Sudan's President Omar al-Bashir (R) and his South Sudanese counterpart, Salva Kiir (file photo).

Sudan's President Omar al-Bashir (R) and his South Sudanese counterpart, Salva Kiir (file photo).

ADDIS-ABABA, Ethiopia – Sudan and South Sudan are discussing outstanding issues on oil and their common border. A summit between the neighboring countries started in Ethiopia late Sunday. The presidents of Sudan and South Sudan meet again Monday after failing to reach a deal in talks Sunday on border disputes and oil sharing.

President Omar al-Bashir of Sudan and President Salva Kiir of South Sudan are meeting in Ethiopia’s capital, Addis Ababa. The two presidents are expected to discuss and finalize agreements on border and security issues, such as the Abyei region.

Both presidents met with newly sworn-in Ethiopian Prime Minister Hailemariam Desalegn before meeting with their delegations.

Agreements on economic, oil and trade matters are mostly ready to be signed. But the presidents first have to agree on outstanding issues, says Ambassador Badredin Abdalla of the Sudanese delegation.

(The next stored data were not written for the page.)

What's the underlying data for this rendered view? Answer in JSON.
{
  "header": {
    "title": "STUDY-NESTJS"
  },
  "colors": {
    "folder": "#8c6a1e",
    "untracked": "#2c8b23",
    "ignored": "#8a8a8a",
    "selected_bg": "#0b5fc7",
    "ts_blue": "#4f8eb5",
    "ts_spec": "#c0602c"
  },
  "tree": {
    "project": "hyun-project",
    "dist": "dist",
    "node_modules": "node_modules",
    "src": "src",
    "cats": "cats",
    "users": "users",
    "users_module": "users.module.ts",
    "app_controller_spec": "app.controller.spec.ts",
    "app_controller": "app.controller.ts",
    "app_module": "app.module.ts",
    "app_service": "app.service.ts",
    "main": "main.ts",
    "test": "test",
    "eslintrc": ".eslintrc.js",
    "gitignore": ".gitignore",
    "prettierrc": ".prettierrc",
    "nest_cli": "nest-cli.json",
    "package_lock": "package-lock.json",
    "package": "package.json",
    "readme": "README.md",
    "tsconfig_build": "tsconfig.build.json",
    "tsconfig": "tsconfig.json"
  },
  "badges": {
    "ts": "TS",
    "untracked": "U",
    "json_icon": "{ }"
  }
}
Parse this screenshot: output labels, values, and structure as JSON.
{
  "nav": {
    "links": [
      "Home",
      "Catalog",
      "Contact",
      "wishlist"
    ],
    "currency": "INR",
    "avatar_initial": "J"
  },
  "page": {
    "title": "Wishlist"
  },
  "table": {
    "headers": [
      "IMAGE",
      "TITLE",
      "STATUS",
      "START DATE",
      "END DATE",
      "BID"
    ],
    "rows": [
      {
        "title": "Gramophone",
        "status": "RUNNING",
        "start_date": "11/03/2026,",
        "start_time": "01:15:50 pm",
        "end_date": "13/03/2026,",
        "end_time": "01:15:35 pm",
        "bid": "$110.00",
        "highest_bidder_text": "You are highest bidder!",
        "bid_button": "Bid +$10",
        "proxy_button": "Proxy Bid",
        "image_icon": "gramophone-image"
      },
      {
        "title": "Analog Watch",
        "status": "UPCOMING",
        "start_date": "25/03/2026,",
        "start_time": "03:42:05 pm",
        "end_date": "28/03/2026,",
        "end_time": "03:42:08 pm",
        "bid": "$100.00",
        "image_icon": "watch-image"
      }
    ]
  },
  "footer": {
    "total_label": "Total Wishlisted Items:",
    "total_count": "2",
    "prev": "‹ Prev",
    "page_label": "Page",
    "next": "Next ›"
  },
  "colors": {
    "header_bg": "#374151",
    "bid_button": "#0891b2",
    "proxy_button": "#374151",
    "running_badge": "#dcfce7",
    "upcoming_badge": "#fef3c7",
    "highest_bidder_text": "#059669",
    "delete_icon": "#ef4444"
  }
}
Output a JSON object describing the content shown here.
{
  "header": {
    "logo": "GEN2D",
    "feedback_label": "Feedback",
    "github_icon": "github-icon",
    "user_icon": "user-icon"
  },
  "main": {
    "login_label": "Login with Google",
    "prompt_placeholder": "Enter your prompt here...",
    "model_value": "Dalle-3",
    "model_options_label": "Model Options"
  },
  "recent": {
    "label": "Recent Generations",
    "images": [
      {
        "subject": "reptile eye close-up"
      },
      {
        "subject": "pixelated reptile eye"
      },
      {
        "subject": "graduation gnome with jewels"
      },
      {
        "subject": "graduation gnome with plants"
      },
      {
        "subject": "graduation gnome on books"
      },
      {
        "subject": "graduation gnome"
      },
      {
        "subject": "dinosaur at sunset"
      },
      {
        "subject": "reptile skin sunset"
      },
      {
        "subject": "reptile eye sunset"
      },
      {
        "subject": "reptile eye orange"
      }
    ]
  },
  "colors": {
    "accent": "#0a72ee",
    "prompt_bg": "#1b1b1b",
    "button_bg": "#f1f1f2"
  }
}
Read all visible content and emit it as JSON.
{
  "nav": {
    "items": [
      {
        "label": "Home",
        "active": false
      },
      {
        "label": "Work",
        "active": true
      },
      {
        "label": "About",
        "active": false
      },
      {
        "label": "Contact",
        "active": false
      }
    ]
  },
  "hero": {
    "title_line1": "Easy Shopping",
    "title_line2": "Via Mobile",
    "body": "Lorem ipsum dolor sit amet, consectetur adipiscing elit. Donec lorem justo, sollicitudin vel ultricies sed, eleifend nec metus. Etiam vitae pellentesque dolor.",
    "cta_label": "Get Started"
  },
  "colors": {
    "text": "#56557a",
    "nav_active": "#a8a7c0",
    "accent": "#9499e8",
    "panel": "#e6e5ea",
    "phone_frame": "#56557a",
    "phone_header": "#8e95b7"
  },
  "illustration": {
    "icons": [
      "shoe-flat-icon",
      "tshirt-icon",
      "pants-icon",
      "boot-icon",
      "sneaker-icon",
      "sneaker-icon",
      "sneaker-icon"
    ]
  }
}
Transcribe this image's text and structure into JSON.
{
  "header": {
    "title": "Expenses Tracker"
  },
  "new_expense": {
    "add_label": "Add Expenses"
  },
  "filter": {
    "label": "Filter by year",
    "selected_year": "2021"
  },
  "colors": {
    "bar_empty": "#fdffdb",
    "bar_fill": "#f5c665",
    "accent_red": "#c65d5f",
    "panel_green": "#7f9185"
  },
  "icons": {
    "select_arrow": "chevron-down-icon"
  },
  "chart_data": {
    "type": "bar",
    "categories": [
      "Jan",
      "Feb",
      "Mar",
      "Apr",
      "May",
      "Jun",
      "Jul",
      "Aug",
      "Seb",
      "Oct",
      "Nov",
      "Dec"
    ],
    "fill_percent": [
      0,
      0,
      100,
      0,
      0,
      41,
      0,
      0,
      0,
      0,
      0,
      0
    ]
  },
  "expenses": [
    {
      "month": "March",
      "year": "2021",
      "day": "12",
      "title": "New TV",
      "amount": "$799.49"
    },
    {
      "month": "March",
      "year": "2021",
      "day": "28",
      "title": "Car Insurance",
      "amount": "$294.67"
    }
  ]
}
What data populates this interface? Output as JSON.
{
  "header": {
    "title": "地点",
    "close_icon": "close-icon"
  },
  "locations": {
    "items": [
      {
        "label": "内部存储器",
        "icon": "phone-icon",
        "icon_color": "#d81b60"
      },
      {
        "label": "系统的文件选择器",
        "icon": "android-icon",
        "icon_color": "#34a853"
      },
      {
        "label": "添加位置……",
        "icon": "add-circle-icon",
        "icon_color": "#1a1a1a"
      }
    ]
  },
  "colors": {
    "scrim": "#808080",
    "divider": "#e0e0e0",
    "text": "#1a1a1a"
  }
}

“There [are] some issues, that is, still some difficulties regarding the security issue, regarding the border issues, and maybe also the connection of South Sudan to some aspects of the two areas issue and of course also they are going to discuss [the] Abyei issue,” said Abdalla.

Negotiations between the delegations of the two countries on the border issue lasted until late Saturday. Sudan accepted an African Union map for a demilitarized zone under special conditions.

Spokesman of the South Sudanese delegation Atif Keir says final negotiations between the two presidents will not be easy.

“Of course we are facing some difficulties here and there, some remaining issues; the two delegations failed to reach an agreement on them,” said Keir.

South Sudan separated from Sudan in 2011, ending the long Sudanese civil war. The two countries have been in disputes since the split, with violent clashes erupting between them earlier this year.

The U.N. Security Council will sanction both Sudan and South Sudan if they fail to reach agreement on the issues dividing them.